Usinas eólicas em alto-mar têm potencial para gerar mais de 25 mil empregos no Ceará

Estado é responsável por 20% dos projetos de offshore do País, com 26 GW previstos

Offshore
Legenda: Parque eólico na costa do Reino Unido
Foto: Shutterstock

O Ceará já concentra em torno de 20% de todos os projetos de usinas eólicas offshore (em alto-mar) para a produção de energia no Brasil.

Caso saiam do papel no futuro, esses megaempreendimentos somariam a impressionante potência total de 26 GW (Gigawatts), conforme dados do Ibama (Instituto Brasileiro do Meio Ambiente), órgão ao qual os licenciamentos ambientais estão submetidos.

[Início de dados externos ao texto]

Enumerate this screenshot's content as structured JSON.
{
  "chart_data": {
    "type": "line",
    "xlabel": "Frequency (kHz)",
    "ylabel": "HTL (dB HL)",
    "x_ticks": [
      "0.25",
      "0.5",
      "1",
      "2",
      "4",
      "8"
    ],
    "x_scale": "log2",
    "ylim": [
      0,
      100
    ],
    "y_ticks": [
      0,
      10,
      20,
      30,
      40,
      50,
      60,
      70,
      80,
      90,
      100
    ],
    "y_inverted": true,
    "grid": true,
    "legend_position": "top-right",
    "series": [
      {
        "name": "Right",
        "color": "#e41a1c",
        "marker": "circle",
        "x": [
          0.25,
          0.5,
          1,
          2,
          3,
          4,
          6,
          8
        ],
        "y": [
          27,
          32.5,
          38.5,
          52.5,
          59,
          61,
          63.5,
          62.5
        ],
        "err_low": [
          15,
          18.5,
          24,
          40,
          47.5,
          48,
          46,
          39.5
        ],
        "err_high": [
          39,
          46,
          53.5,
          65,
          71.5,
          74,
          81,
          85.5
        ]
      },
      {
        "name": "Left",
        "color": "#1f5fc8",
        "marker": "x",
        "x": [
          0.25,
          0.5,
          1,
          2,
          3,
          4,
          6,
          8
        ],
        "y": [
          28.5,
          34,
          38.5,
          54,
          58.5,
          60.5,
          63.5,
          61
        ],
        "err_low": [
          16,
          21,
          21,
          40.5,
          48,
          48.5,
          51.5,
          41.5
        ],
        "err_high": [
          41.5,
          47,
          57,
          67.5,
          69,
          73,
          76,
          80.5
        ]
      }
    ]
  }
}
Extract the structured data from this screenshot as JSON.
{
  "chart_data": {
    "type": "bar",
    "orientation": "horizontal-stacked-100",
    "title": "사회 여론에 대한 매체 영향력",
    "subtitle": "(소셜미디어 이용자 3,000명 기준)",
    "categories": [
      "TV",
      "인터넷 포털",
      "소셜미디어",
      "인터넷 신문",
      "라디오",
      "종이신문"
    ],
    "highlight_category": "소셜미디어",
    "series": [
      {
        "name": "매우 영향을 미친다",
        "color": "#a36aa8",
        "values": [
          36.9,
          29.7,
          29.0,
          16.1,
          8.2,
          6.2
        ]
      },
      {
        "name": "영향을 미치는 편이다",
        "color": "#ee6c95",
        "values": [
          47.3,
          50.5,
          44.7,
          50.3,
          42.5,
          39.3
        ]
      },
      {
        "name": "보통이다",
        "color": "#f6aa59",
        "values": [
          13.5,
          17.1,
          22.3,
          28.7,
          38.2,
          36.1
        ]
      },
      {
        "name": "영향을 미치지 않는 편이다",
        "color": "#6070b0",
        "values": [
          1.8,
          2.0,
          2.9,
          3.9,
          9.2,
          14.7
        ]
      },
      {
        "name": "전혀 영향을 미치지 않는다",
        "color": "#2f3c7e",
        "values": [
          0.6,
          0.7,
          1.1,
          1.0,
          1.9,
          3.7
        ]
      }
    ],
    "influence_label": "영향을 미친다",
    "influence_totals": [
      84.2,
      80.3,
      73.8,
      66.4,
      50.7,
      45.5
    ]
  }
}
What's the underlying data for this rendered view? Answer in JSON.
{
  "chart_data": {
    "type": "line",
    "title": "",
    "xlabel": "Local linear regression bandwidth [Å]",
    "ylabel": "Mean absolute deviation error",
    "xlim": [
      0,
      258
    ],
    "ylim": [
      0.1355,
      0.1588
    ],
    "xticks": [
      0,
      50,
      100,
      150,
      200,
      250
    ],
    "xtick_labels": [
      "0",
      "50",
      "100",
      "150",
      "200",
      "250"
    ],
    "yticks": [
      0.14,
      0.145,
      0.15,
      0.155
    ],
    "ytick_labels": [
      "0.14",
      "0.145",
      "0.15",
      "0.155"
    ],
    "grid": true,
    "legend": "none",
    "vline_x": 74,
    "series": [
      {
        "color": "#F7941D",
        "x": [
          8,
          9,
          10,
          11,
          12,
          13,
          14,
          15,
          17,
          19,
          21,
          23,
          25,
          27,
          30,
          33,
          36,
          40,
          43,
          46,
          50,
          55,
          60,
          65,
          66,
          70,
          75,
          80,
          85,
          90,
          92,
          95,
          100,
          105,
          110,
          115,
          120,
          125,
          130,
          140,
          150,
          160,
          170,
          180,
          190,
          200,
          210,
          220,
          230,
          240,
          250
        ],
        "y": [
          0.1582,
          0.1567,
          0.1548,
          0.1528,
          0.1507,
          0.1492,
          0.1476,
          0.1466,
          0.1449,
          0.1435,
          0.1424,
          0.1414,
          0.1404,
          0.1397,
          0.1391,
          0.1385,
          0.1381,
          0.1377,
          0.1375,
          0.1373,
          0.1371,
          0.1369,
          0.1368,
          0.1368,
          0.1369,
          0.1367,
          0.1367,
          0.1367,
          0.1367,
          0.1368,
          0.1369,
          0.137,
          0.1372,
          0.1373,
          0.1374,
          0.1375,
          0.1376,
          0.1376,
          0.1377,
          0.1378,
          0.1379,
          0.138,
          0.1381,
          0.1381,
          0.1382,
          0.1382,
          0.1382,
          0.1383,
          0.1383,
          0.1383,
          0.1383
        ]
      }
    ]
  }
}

São 11 projetos no Ceará para diferentes locais, como Camocim, Caucaia, Morro Branco, entre outros. Em potência, o maior é o Alpha, com previsão de 6 GW.

Lista dos projetos eólicos offshore no Ceará

  • Caucaia (BI Energia): 576 MW
  • Jangada (Neoenergia): 3 GW
  • Camocim (Camocim Eirelli): 1,2 GW
  • Dragão do Mar (Qair): 1,2 GW
  • Alpha (Alpha Wind Morro Branco): 6 GW
  • Costa Nordeste (Geradora Eólica Brigadeiro): 3,8 GW
  • Asa Branca I (Eólica Brasil): 1 GW
  • Sopros do Ceará (Totalenergies): 3 GW
  • Projeto Pecém (Shell Brasil): 3 GW
  • Projeto Colibri (Equinor): 2 GW
  • Projeto Ibitucatu (Equinor): 2 GW 

"Esperamos que no médio/longo prazo, grande parte desses projetos se concretize", afirma Joaquim Rolim, coordenador do Núcleo de Energia da Federação das Indústrias (Fiec).

O potencial de geração de empregos nessas usinas bilionárias é imenso, diz ele. 

"Normalmente, a quantidade de empregos criados nos projetos eólicos offshore é entre 10 e 15 mil empregos por GW. Se considerarmos apenas 10% dos projetos, teríamos mais de 25.000 empregos criados".
Joaquim Rolim
Coord. Núcleo de Energia da Fiec

Joaquim Rolim
Legenda: Joaquim Rolim é coordenador do núcleo de Energia da Fiec
Foto: Divulgação/Fiec

A maior parte das vagas é para a construção dos parques em alto-mar, mas Rolim prevê o surgimento de empregos na área de administração e direito para a elaboração de contratos e modelos de negócios; em engenharia no desenvolvimento dos projetos; nas escolas e universidades para a capacitação de profissionais, na operação e manutenção de equipamentos, etc.

Megainvestimentos

Neste segmento de geração de energia, tudo é superlativo. Para se ter dimensão, cada GW instalado representa cerca de US$ 2 bilhões em investimentos.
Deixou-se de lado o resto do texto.